Frequent Gout Flares: Next Step After IL-1 Blocker Treatment Did Not Resolve the Acute Flare
This protocol applies to patients with frequent gout flares who have contraindications to colchicine, NSAIDs, and corticosteroids (oral and injectable), and who have no current active infection.
Previous Treatment & Failure Condition
These patients were previously treated with canakinumab or anakinra for the acute gout flare. The goal of that treatment was resolution of the acute flare with relief of joint pain. When that target is not achieved, this protocol provides the defined next step.
Clinical Approach
Management at this stage centres on urate-lowering therapy, titrated to target, combined with specific dietary and lifestyle modifications. The complete regimen — including the agent, titration strategy, and full lifestyle guidance — is available in the structured protocol.
Treatment Goals
- Serum uric acid level <6 mg/dL (360 mmol/L), maintained lifelong
- Serum uric acid level <5 mg/dL (300 mmol/L) for patients with severe gout until total crystal dissolution
References
DOI: 10.1136/annrheumdis-2016-209707
- In patients with frequent flares and contraindications to colchicine, NSAIDs and corticosteroid (oral and injectable), IL-1 blockers should be considered for treating flares.
- Current infection is a contraindication to the use of IL-1 blockers.
- ULT should be adjusted to achieve the uricaemia target following an IL-1 blocker treatment for flare.
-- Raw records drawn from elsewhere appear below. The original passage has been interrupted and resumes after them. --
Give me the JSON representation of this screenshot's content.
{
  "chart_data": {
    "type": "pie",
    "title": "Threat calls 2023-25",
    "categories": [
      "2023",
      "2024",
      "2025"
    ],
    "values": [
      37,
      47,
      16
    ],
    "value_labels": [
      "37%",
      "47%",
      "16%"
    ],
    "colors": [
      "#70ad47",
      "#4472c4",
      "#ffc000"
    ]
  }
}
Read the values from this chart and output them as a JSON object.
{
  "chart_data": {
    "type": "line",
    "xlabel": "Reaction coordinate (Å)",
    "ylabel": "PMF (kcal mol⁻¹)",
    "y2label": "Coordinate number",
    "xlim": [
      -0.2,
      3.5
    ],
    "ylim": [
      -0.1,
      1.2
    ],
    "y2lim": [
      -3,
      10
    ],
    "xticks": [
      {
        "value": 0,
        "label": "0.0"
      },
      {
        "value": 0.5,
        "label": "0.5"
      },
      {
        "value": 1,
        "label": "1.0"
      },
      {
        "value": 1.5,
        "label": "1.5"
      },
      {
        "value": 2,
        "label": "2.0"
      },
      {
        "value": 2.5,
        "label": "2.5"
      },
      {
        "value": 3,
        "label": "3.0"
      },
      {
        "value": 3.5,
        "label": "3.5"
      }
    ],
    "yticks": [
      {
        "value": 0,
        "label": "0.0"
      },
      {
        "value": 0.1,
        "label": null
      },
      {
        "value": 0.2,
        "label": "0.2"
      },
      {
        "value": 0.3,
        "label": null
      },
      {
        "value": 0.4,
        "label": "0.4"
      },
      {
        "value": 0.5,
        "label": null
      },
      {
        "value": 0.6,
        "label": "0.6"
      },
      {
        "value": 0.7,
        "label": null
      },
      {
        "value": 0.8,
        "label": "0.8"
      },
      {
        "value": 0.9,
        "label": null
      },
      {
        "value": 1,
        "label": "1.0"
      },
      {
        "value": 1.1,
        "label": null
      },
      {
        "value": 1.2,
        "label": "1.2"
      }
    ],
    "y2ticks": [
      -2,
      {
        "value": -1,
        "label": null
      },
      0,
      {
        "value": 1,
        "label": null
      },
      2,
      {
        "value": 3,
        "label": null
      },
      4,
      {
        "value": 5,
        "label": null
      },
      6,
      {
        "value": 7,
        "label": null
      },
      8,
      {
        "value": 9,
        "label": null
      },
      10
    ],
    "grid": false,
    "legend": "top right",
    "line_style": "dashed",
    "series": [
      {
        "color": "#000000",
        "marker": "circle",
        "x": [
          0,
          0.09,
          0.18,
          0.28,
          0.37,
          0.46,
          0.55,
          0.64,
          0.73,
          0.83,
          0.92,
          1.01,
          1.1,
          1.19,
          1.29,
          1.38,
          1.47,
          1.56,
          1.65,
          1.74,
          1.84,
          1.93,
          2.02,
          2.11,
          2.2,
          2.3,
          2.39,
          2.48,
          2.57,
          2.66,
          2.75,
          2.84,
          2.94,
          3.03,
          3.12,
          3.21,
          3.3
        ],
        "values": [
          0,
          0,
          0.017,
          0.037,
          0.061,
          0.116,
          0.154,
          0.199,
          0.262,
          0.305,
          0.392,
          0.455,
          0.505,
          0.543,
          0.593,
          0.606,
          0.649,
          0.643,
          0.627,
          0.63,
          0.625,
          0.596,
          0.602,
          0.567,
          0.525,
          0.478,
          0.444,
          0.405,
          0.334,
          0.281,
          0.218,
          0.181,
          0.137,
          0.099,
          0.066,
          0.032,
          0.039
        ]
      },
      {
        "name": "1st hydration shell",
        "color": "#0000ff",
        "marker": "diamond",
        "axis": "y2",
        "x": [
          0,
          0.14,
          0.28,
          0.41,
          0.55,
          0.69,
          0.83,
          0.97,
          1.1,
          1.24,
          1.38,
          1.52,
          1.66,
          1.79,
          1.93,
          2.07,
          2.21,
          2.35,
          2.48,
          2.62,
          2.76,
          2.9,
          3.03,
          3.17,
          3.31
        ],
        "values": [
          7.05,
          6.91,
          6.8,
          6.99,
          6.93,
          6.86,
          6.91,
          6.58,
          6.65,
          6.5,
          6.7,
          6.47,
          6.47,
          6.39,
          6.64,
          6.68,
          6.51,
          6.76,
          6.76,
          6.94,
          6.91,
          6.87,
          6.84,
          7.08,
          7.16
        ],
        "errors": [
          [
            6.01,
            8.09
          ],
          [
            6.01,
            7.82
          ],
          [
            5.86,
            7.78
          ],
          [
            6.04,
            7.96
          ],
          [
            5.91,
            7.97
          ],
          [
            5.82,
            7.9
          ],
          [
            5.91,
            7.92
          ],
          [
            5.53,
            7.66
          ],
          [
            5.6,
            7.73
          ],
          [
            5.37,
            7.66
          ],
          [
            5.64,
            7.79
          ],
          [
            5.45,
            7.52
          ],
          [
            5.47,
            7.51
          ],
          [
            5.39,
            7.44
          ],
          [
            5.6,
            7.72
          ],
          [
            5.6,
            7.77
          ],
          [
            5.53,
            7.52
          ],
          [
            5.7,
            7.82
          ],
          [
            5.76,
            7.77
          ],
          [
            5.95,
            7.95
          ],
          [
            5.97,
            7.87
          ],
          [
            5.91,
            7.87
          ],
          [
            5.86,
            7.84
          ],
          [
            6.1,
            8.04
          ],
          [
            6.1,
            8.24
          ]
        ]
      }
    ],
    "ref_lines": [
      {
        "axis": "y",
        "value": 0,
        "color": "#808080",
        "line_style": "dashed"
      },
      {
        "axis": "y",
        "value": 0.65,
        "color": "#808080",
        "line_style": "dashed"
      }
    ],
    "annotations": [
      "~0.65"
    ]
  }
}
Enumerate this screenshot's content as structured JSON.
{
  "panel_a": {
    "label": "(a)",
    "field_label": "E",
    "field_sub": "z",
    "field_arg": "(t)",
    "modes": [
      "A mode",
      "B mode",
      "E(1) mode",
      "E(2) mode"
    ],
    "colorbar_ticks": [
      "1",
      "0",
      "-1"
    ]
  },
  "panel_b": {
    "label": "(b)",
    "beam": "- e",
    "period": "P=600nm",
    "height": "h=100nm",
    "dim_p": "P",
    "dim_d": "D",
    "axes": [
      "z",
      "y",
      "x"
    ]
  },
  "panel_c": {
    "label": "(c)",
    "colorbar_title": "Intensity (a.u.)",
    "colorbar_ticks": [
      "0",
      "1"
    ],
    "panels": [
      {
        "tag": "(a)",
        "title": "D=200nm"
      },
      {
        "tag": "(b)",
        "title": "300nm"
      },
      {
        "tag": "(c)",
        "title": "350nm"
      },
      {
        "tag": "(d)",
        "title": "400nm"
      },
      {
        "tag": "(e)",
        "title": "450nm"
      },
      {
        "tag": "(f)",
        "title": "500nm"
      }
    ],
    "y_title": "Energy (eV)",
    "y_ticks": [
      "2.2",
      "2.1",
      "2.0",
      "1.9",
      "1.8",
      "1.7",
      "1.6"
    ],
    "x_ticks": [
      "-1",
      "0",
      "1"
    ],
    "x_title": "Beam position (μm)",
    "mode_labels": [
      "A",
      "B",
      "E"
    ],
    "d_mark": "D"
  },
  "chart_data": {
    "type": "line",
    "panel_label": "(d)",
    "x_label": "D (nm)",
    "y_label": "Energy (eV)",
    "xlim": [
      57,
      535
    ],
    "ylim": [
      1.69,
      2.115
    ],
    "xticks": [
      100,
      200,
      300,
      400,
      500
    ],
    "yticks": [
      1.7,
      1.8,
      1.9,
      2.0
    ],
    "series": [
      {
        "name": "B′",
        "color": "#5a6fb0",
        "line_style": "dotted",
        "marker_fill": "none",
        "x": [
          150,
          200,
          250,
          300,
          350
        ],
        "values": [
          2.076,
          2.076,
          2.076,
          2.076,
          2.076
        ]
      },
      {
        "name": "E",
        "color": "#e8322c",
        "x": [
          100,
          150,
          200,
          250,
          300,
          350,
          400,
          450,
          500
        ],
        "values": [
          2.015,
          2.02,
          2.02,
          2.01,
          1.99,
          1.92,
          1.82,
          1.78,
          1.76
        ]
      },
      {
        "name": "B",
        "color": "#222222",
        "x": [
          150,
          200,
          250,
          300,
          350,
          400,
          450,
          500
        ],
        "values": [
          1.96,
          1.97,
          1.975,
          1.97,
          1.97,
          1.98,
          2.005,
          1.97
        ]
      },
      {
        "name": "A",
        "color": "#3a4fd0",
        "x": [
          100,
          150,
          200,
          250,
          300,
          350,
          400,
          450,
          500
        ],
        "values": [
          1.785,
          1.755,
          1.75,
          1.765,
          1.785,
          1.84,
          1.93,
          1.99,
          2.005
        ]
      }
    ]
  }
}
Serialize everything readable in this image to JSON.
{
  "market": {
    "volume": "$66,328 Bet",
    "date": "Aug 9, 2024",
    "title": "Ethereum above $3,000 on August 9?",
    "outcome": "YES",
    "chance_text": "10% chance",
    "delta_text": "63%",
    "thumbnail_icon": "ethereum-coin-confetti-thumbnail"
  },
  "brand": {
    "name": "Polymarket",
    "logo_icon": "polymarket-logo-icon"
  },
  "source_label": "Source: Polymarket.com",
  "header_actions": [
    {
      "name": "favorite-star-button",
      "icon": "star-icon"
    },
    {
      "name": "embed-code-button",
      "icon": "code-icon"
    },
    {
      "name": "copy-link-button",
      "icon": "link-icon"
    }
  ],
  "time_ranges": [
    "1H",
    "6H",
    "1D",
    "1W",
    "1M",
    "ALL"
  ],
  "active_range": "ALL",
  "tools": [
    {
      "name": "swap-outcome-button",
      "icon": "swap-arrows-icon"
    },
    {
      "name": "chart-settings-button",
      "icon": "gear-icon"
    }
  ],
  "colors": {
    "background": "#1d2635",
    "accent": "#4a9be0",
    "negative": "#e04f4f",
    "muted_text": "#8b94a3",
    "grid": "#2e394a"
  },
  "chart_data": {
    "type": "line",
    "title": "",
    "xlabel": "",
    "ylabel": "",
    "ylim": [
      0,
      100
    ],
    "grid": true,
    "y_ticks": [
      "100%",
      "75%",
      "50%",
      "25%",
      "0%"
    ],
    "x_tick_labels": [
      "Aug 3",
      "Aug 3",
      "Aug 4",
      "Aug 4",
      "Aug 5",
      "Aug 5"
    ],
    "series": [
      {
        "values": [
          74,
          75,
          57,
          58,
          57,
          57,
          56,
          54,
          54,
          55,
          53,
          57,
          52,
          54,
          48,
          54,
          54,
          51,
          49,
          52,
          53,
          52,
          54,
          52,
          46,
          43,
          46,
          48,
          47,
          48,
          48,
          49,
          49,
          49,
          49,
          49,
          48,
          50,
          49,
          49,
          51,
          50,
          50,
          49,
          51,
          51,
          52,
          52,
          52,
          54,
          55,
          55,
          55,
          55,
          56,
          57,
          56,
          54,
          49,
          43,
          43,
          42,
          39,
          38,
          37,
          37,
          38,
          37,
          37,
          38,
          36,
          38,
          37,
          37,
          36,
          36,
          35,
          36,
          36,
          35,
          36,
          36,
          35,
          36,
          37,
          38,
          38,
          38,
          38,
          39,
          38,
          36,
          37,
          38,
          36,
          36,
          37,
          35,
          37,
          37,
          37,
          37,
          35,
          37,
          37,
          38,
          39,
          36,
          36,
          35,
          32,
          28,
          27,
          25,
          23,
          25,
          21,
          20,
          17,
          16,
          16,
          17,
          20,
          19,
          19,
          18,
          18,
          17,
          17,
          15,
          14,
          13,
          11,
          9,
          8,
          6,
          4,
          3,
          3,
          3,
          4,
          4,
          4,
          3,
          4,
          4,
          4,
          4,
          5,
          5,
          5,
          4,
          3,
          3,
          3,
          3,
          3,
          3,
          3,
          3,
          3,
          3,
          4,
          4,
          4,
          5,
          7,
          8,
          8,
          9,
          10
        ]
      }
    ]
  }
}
- In patients with normal kidney function, allopurinol is recommended for first-line ULT, starting at a low dose (100 mg/day) and increasing by 100 mg increments every 2-4 weeks if required, to reach the uricaemia target.
- Every person with gout should receive advice regarding lifestyle: weight loss if appropriate and avoidance of alcohol (especially beer and spirits) and sugar-sweetened drinks, heavy meals and excessive intake of meat and seafood.
- Low-fat dairy products should be encouraged.
- Regular exercise should be advised.
- For patients on ULT, SUA level should be monitored and maintained to <6 mg/dL (360 mmol/L).
- A lower SUA target (<5 mg/dL; 300 mmol/L) to facilitate faster dissolution of crystals is recommended for patients with severe gout (tophi, chronic arthropathy, frequent attacks) until total crystal dissolution and resolution of gout.
- SUA <6 mg/dL (360 mmol/L) should be maintained lifelong.